Will the game go to OT? Yes is at +550 – even though there has never been an overtime in the Super Bowl.
Here is a really interesting one. Which will be greater, the number of made field goals in the Super Bowl or the number of wins by the UNLV football team in the 2015 season? Both sides of the wager are at -110. Do not lose that ticket between now and next December…
This is the 49th Super Bowl. There are only 3 people who have covered all 48 games in the past and are scheduled to be at the game with keyboard underhand at the game this Sunday. Here they are:
Jerry Green: He is 86 years old and is “semi-retired” from the Detroit News.
Jeffrey izenberg: He is 84 years old and is a “columnist-emeritus” for the Newark Star-Ledger.
Dave Klein: He is 74 years old and used to be with the Newark Star-Ledger before leaving to start and run an online site called e-Giants.
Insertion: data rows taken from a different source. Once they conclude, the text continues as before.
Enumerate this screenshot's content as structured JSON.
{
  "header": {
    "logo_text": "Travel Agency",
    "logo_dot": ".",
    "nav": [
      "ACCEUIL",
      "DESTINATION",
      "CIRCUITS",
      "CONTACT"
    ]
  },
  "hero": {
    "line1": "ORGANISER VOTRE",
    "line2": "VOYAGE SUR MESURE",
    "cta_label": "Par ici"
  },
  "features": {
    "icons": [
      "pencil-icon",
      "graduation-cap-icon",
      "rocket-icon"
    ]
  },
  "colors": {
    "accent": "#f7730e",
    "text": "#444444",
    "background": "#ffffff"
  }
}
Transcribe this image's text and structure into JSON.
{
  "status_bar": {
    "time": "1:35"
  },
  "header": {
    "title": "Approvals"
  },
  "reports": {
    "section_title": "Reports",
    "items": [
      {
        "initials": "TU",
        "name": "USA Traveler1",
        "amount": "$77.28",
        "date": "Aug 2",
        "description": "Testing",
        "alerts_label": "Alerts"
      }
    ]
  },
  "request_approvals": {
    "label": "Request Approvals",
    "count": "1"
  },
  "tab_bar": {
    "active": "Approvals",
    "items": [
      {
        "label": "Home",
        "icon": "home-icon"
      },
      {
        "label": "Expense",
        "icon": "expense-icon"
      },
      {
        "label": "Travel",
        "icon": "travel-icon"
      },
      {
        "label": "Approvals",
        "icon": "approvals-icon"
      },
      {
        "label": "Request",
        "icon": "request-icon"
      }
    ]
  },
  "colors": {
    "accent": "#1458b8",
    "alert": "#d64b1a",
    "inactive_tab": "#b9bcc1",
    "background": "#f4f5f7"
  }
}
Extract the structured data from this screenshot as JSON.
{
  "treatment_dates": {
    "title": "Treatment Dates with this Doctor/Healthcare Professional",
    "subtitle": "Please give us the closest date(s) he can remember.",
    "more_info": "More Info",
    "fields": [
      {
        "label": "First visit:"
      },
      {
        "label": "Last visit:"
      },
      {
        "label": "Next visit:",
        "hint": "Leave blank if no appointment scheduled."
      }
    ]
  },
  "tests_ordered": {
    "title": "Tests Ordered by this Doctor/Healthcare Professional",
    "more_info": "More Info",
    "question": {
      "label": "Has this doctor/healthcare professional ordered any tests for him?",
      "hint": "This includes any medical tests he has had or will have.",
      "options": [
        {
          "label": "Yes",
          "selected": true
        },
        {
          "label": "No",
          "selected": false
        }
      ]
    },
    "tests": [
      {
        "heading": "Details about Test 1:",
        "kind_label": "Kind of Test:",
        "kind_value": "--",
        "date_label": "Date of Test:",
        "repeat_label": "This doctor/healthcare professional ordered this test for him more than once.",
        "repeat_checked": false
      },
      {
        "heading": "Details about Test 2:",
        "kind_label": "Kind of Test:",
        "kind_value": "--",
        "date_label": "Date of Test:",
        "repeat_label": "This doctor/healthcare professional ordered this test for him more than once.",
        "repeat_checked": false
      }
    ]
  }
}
The NFL has managed to figure out that the last thing it needs is some kind of issue surrounding the internal pressure of the footballs in the game this Sunday. [Aside: I do admit that I would laugh my ass off if a player fell on a loose fumble and when the pile was unraveled the officials found a completely flattened ball with zero psi as the internal pressure. I would wonder who the director in the truck would dare point the camera towards in that moment.] The way the NFL seeks to mitigate the potential for problems here is that it has assigned the Chicago Bears’ equipment manager, Tony Medlin, as the custodian, major domo and head honcho of the balls to be used in the game. Why Messr. Medlin is more qualified for this position of responsibility than any of the other 30 equipment managers for teams not involved in the game is completely opaque. Nonetheless, it seems that Medlin has taken on the task as an assignment that verifies his commitment to “getting things right”.
Here in Curmudgeon Central, I seem to think that he has been selected to be the guy who eats the biggest turd-burger in history if anything goes even slightly wrong with the footballs in the game.
Memo to Tony Medlin: Go to midnight mass on Saturday night and to 6:00 AM mass on Sunday morning and light candles with the prayer that all goes well with the equipment on Sunday. If it does not, you are going to take more gas than a HUM-V.
By the way, Medlin is a former recipient of the Whitey Zimmerman Award given annually to the NFL Equipment Manager of the Year. I mention that because you can win a lot of bar bets just by asking folks to identify the basis for the Whitey Zimmerman Award…
New England – 1 vs. Seattle (48): I see a low scoring game here where neither side dominates the other. I like the Seahawks to repeat as champions and so I will take them plus the point here. I also like the game to stay UNDER. With regard to prop bets, I will take Brady’s rushing total to go OVER 1.5 yards.
Finally, Scott Ostler had this comment in the SF Chronicle regarding the way Bill Belichick will deal with Deflategate in the future:
“The rest of his life, Belichick will handle inflation jibes the same way he handles all such challenges. He’ll defuse the situation with a charming smile and infectious laughter.”